The mission statement was reportedly influenced by a memo statement sent out by Jeffrey Katzenberg, in 1991 when he was the head of Disney. Katzenberg wrote an epic 28-page memo, calling for Disney to return to its roots — less reliance on movie stars and spectacle, more focus on storytelling. At the time, he was exasperated with Dick Tracy, a star-filled comic book adaptation that cost around $100 million to make and market. Like Maguire, Katzenberg's memo had its critics and fans.

Thanks to Cameron Crowe's official site, The Uncool, you can now read that 25-page mission statement — or "a love letter to a business I truly love," as Maguire calls it — Crowe wrote for Jerry Maguire.


Here's an excerpt from "The Things We Think and Do Not Say: The Future of Our Business":

We are losing our battle with all that is personal and real about our business. Every day I can look at a list of phone calls only partially returned. Driving home, I think of what was not accomplished, instead of what was accomplished. The gnawing feeling continues. That families are sitting waiting for a call from us, waiting to hear the word on a contract, or a General Manager's thoughts on an upcoming season. We are pushing numbers around, doing our best, but is there any real satisfaction in success without pride? Is there any real satisfaction in a success that exists only when we push the messiness of real human contact from our lives and minds? When we learn not to care enough about the very guy we promised the world to, just to get him to sign. Or to let it bother us that a hockey player's son is worried about his dad getting that fifth concussion.

There is a good bet that I will erase all of this from my laptop, and you will never read it. But if you are reading it, and you're reading it right now, it is only because I was unable to stop. I was unable to forget the quiet questions in the hallways, when some of you, usually the younger agents, or interns, asked me on the side: "How do you keep all these lives, all these clients, separated in your mind?"

Chances are, I didn't say much. I might have told you "it's easy" or "you're not working hard enough." Chances are, I said something that you expected, maybe even wanted to hear. But it wasn't the truth, and it wasn't what I felt. And if you ever wondered about the drawbacks of being quiet about important things, talk to yourself in the mirror some time, say the truth. Yell the truth to yourself, when no one is listening. See how good it feels?

My father worked for the United Way for 38 years. We lived in San Diego for many years, before I left to move up the coast to Los Angeles.

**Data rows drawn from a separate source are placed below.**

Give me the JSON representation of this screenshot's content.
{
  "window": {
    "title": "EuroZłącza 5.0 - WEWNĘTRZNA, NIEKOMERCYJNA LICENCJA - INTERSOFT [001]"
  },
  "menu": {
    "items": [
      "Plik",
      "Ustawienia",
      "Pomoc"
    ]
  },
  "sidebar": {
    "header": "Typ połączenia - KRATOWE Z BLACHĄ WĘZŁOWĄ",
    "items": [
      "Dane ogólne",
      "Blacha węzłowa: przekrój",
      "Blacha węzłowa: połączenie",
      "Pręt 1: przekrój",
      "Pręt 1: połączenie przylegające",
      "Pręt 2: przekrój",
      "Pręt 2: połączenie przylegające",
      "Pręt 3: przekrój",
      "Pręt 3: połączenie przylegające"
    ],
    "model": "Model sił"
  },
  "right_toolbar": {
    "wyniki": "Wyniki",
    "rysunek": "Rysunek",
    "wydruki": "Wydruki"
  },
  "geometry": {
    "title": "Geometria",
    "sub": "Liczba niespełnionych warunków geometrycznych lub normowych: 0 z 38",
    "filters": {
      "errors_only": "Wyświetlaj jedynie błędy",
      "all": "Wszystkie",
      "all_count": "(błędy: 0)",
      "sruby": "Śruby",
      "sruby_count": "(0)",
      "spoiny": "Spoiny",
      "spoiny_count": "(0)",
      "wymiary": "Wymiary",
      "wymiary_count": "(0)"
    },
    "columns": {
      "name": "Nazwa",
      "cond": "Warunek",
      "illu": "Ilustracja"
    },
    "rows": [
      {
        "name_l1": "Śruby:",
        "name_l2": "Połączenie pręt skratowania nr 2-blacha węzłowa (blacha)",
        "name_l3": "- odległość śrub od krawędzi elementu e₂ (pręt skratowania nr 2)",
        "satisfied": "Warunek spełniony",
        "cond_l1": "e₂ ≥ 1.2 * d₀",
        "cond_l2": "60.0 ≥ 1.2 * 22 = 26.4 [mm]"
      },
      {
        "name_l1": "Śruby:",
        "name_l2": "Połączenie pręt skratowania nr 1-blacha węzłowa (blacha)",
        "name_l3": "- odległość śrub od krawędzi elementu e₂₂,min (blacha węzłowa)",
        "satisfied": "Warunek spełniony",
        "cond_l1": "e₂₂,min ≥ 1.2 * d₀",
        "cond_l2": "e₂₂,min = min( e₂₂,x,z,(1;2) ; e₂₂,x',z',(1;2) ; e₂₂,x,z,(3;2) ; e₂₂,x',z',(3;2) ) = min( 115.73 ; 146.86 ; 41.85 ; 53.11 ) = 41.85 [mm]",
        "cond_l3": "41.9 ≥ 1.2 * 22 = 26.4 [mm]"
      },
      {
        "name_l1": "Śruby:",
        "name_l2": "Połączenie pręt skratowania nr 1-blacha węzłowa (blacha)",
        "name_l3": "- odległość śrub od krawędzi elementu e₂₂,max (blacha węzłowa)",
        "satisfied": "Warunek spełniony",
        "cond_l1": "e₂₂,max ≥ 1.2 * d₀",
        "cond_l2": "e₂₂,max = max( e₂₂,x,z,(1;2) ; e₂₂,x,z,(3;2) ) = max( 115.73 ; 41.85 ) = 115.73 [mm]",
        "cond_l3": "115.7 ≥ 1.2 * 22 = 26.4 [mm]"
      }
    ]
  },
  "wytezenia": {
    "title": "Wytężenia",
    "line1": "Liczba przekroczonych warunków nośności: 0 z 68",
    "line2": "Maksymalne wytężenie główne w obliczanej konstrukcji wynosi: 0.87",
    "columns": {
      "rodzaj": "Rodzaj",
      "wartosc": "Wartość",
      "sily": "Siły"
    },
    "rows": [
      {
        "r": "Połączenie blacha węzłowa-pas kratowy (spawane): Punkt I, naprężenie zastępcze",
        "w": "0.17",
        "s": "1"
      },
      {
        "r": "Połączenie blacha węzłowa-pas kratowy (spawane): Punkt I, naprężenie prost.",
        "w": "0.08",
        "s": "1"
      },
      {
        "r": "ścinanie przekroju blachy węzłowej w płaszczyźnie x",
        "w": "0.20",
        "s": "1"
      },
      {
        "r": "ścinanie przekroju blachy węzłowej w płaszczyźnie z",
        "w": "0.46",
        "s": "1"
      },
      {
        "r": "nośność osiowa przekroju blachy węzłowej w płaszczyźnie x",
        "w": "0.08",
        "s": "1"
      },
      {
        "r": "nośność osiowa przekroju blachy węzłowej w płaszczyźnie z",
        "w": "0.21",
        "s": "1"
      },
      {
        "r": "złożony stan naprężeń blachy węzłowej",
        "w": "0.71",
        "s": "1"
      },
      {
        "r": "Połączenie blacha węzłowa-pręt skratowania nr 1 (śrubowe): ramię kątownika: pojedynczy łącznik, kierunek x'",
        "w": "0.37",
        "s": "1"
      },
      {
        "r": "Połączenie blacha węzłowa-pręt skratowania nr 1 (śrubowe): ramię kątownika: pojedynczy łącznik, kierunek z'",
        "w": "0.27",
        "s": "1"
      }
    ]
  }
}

One of the things my father said was: "Every time you allow a problem in your life, you are actually at a point of transformation. Crisis is a powerful point of transformation." (Never mind that he sat at the same chair for 38 years, and when he retired said only that he'd wished he'd asked for a more comfortable place to sit.)

We are now at a point of transformation with this company. But this is not something to fear, it is something to celebrate. Because I come to you tonight, looking out at the dark Miami skyline, not only with a challenge. I come to you with answers too.

The mission statement — which is packed with details about Maguire's backstory — ignites the sports agent's journey towards finally taking his former mentor Dickey Fox's advice, that one's job and life is all about "personal relationships," not more money or more clients. So much of "The Things We Think and Do Not Say: The Future of Our Business" reflects what Jerry Maguire is about: what does success mean? According to Cameron Crowe, success doesn't mean nearly as much if you don't have someone to share it with, like a Dorothy Boyd (Renée Zellweger) or a Rod Tidwell (Cuba Good Jr.). Without those connections, Jerry Maguire's life is practically meaningless.